Other government agencies have lifted their collective heads to recognize the value, and power, of telemedicine in meeting the needs of patients across America. The chairman of the Federal Communications Commission (FCC) recently announced that he has support to increase funding for the Universal Service Fund’s Rural Healthcare Program by $171 million a year. Chairman Ajit Pai said most FCC commissioners support the expansion of the funding cap from $400 to $571 million. “Telemedicine is vital in many communities that may not otherwise have access to high-quality health care. The Federal Communications Commission has an important role in promoting it.”

Veterans received a boost as well, with the passage of a bill that will improve healthcare delivery through telemedicine for veterans. The Veteran’s Administration(VA) announced that a new federal law had been passed to allow telehealth services to be delivered to veterans across state lines. This is an important advance in telemedicine. Previously, laws prohibited the delivery of telemedicine services across state lines except in particular, very narrow cases. Now, VA doctors, nurses, and other healthcare providers can use telehealth technology to deliver care to veterans. According to the VA, it can now be delivered “regardless of where in the United States the provider or veteran is located, including when care will occur across state lines or outside a VA facility.”

Consequently, that’s a win for veterans and telemedicine, whether it supports veterans living in rural or urban areas. It appears to be a significant step that begins to loosen the reins on telemedicine to do what it does best – provide health services across barriers to care.

Rural healthcare is more than the existence of one small hospital serving the people in a remote area. It is communities of real people with genuine healthcare needs. It is an aging rural population with chronic disease management needs that may not access care. The technology is available to make miles disappear. It can successfully deliver providers and health care into the living rooms of these people. To not do so is irresponsible.

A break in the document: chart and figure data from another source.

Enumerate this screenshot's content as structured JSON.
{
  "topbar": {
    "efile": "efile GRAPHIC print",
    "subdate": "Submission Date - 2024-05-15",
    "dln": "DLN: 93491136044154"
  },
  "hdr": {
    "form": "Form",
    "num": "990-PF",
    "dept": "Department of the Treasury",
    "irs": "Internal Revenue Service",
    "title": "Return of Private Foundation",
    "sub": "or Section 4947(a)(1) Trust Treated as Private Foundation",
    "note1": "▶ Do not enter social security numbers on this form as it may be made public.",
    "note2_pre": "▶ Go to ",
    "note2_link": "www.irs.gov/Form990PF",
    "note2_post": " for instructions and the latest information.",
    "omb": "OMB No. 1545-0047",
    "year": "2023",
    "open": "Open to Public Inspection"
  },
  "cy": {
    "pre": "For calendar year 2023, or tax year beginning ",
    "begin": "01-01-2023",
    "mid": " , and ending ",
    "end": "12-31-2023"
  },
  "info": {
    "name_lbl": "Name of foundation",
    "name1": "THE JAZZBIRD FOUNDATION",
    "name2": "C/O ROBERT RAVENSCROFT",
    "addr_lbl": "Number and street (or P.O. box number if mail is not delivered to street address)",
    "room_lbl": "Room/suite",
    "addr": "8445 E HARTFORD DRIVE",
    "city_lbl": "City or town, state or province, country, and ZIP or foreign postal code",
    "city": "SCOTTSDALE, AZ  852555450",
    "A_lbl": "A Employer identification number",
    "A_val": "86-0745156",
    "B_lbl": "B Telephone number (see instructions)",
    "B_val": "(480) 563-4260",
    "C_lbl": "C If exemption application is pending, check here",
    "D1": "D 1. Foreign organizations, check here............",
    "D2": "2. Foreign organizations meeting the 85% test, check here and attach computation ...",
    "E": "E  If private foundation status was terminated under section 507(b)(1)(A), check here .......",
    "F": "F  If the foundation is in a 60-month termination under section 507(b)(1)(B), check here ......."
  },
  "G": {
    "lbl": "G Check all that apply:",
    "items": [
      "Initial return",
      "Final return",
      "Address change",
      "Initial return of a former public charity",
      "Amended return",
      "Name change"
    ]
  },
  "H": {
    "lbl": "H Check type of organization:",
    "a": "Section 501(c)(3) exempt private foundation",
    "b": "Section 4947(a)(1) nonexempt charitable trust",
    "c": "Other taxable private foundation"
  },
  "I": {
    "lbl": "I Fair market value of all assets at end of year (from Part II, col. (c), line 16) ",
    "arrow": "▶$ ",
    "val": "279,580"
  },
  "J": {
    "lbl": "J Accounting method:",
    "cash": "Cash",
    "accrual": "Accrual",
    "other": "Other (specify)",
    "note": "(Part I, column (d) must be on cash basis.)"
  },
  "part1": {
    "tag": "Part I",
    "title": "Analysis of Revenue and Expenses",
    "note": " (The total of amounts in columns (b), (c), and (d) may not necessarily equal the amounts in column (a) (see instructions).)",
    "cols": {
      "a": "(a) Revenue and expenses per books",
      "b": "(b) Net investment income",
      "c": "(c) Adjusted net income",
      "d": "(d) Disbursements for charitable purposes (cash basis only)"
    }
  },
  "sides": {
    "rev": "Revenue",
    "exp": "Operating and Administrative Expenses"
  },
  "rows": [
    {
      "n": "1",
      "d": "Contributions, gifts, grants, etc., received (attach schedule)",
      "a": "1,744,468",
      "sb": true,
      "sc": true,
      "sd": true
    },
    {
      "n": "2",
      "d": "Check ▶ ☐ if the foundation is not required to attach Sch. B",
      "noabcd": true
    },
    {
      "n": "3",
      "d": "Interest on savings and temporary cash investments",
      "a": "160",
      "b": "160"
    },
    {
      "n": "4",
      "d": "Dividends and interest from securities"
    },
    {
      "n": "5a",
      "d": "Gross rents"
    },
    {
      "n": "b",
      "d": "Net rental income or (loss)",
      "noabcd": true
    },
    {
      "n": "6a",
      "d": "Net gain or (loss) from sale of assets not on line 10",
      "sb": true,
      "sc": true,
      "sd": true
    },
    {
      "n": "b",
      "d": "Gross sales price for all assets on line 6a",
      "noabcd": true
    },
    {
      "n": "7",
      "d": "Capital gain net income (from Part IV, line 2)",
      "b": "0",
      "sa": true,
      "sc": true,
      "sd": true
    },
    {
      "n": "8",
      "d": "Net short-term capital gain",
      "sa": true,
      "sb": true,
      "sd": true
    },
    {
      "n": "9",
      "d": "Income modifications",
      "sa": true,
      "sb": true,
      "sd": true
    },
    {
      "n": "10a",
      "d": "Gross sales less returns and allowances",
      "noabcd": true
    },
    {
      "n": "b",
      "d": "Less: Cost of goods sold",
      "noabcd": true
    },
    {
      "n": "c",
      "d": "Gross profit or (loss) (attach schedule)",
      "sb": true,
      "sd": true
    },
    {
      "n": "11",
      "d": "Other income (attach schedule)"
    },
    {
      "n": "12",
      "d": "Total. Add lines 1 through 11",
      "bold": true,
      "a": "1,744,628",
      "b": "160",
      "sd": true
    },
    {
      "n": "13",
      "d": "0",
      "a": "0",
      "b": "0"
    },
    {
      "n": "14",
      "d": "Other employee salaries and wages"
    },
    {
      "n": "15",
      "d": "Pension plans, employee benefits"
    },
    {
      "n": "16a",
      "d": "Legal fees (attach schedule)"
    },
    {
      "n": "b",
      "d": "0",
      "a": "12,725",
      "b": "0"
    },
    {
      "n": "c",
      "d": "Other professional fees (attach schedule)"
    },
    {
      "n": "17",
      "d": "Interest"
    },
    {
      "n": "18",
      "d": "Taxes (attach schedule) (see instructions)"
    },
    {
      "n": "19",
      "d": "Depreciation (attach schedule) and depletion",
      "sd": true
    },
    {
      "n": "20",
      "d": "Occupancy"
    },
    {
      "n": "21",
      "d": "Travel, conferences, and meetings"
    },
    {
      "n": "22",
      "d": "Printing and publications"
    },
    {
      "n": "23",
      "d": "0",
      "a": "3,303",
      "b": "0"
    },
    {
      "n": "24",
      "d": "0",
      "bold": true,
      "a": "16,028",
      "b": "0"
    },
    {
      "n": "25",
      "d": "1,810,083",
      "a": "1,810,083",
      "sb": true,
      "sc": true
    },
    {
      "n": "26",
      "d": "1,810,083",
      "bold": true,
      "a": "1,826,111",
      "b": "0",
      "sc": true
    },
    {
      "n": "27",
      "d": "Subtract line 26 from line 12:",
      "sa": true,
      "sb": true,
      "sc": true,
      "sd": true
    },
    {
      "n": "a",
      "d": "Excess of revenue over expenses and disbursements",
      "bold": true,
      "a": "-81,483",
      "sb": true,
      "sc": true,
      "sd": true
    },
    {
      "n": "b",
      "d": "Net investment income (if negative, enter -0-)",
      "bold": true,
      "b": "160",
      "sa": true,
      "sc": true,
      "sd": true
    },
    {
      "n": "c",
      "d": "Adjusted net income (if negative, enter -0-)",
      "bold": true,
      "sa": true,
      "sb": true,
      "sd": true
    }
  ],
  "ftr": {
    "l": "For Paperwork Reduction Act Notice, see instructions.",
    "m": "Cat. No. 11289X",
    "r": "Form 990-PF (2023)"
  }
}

Advanced practice provider and physician care can be expanded with the use of telemedicine. It can provide patients with consistent, cohesive care that can improve outcomes and improve wellness. It can deliver life-saving chronic disease management and improved medication adherence. As CMS, the FCC, and the VA embrace telemedicine, it behooves physicians and healthcare systems to do the same. We can now reach those who have struggled to access care. Let’s hurry up and do so.